The Bill Parcells-Jeff Ireland-Tony Sparano Era began in late 2007 and saw an outstanding draft for the Miami Dolphins in 2008.
Nearly every player chosen in the seven rounds is still with the team, and most of them contributed in solid fashion to the 2008 AFC East Champion team, especially tackle Jake Long (round one) and defensive ends Kendall Langford (round three) and Philip Merling (round two).
To boot, Chad Henne (round two) will be their quarterback of the future, and Donald Thomas (round six) was the starter at guard until a season-ending injury in the preseason sidelined him.
And they made draft deals that sent a fourth-rounder for Anthony Fasano and Akin Ayodele, and a sixth rounder for Jason Ferguson. I call it thievery!
But until this group of rookies—and that also includes undrafted talents wideout Davone Bess and kicker Dan Carpenter—can prove itself by helping the Dolphins back to the Super Bowl, I can't really call the '08 class the best in Miami history.
The NFL.com web site considers the Class of 1983 the best Dolphin class ever. Undoubtedly, Hall of Famer Dan Marino one of the greatest draft steals of all time.
He lasted too long in the first round. then, the Steelers, drafting right before Miami that year, were "supposed to draft" the University of Pittsburgh Heisman winner.
They say it was because Pittsburgh owner Rooney wouldn't see him drafted that the team was unable to keep up their dynastic ways in the '80s.
The '83 class also included punter Reggie Roby, Mark Clayton of "Marks Brothers" fame, Mike Charles, and Charles Benson. All of these folks started for the 'Fins in their Supe XVIII loss to the 49ers and in that game which saw the Dolphins end the Chiacgo Bears' unbeaten streak one an awesome Monday night.
Actually, that whole 1985 team was made up of players primarily drafted between 1976 and 1982 and included the "Killer B's" Kim Bokamper (1976), Bob Baumhower (1977), Doug Betters (1978), Glenn Blackwood (1979), and Bill Barnett (1980), plus A.J. Guhe.
But despite all these accolades for '83, in my opinion the greatest Dolphin draft class ever was selected in 1970.
"Class" isn't even the word for it. Here's the breakdown:
Miami had the second overall pick. They had just gotten Don Shula from the Colts (for which they'd give up their 1971 No. 1) and had a good young quarterback in Bob Griese, but they had no great receivers.

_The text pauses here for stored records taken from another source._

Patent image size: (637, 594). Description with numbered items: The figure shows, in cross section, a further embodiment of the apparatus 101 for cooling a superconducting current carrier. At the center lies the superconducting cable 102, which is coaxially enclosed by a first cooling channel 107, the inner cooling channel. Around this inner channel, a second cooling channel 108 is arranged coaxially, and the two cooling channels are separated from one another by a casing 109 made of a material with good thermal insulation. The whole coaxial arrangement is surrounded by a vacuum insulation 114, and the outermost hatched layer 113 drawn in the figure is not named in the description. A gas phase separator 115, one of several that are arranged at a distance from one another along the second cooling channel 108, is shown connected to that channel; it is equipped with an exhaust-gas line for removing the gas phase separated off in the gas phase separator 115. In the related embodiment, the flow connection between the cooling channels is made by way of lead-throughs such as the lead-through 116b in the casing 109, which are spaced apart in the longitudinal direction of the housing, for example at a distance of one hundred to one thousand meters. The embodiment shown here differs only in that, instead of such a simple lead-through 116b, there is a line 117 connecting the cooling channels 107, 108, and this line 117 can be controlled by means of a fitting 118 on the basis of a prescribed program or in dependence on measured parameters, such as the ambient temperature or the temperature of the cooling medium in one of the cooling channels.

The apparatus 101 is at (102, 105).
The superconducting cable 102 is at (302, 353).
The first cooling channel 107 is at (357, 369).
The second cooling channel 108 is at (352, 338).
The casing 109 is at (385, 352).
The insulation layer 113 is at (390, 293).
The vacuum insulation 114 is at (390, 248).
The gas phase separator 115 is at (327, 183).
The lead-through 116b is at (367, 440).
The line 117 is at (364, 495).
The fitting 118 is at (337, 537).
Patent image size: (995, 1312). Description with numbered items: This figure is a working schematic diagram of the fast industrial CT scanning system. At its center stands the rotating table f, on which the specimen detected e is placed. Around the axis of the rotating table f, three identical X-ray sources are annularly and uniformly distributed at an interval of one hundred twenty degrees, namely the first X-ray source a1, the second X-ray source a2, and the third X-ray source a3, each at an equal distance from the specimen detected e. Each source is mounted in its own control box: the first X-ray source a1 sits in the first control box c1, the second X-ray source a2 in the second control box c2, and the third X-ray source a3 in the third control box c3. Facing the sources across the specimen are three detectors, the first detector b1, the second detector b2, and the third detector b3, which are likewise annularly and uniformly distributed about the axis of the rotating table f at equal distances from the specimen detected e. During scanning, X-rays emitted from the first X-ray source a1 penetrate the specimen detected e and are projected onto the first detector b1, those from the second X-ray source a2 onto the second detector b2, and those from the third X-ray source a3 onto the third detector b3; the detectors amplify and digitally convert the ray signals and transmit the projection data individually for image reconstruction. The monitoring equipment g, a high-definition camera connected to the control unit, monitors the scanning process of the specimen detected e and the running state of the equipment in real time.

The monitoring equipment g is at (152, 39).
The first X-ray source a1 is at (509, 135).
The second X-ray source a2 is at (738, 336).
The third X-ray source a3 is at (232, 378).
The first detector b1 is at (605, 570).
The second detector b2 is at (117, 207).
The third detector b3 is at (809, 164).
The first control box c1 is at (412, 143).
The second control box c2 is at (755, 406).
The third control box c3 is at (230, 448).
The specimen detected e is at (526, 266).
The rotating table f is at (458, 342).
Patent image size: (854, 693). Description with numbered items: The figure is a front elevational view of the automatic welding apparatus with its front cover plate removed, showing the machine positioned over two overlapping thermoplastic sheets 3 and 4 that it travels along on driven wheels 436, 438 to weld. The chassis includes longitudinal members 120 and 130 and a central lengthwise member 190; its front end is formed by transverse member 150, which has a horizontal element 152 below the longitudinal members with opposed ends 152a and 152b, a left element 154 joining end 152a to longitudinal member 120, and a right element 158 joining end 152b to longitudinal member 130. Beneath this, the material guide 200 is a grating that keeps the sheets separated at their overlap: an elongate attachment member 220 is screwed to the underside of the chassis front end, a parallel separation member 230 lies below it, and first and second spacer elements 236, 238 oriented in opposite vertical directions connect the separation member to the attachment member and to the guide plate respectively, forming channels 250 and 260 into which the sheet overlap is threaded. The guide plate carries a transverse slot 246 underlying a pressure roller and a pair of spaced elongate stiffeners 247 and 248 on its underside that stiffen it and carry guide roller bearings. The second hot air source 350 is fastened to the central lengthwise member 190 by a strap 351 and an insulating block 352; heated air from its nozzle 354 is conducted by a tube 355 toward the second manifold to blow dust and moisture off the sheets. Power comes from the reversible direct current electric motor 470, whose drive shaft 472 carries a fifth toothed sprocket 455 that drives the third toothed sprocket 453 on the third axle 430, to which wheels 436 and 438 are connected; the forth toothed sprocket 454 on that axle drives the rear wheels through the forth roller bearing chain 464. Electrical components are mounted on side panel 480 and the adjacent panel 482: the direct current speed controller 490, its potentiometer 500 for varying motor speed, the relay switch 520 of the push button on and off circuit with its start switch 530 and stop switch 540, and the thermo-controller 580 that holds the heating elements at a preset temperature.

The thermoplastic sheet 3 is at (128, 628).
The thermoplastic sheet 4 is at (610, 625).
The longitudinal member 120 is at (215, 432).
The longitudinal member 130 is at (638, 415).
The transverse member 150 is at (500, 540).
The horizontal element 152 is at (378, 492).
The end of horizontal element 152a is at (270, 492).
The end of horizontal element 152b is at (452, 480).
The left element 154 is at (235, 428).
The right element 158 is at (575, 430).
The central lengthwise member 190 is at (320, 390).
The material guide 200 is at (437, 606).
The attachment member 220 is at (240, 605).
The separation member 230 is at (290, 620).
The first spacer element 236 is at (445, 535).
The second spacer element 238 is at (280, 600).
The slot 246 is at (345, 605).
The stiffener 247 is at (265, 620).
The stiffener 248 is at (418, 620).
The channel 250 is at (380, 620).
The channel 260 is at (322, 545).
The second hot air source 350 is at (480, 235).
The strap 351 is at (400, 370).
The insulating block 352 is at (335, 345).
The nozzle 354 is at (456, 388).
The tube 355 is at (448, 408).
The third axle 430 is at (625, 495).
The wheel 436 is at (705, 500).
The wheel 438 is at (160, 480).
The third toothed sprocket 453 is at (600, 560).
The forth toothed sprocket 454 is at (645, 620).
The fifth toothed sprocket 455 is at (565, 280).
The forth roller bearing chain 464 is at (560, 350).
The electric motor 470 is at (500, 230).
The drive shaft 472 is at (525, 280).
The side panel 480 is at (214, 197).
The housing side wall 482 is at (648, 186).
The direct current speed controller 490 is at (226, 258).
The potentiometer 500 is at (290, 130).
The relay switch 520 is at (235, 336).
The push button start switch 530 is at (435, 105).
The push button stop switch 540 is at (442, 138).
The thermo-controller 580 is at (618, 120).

So they traded their first to the Cleveland Browns, who needed a quarterback, and got wideout Paul Warfield.
Miami took tight end Jim Mandich, who became a pass-catching threat.
The Dolphins went with cornerback Tim Foley, who still holds the NFL record for most TD from blocked punts in a game, set in 1973 against the Colts.
The 'Fins got their other starting CB, Curtis Johnson.
This pick went to the Boston/New England Patriots for Nick Buoniconti, who is now in the Hall of Fame. He helped make two other '70 linebacker rookies, Mike Kolen and Doug Swift, into savage hitters.
Perennial All-Pro Free safety Jake Scott, who was the MVP of Super Bowl VII, came courtesy of this selection. He and 1968 third rounder Dick Anderson created one of the best safety duos ever.
Linebacker Mike Kolen was taken.
And let's not forget free agent walk-ons Doug Swift, undrafted from the CFL; Kicker Garo Yepremian; and All-Pro, Hall of Fame guard Bob Keuchenberg, from the minor leagues.
Take a look, and it's obvious: The 1970 rookie class combined with the trades that resulted produced about one-fourth of the team that went undefeated in 1972 and won Super Bowls VII and VIII.
So, which is better for you, the 1970 or 1983 Class?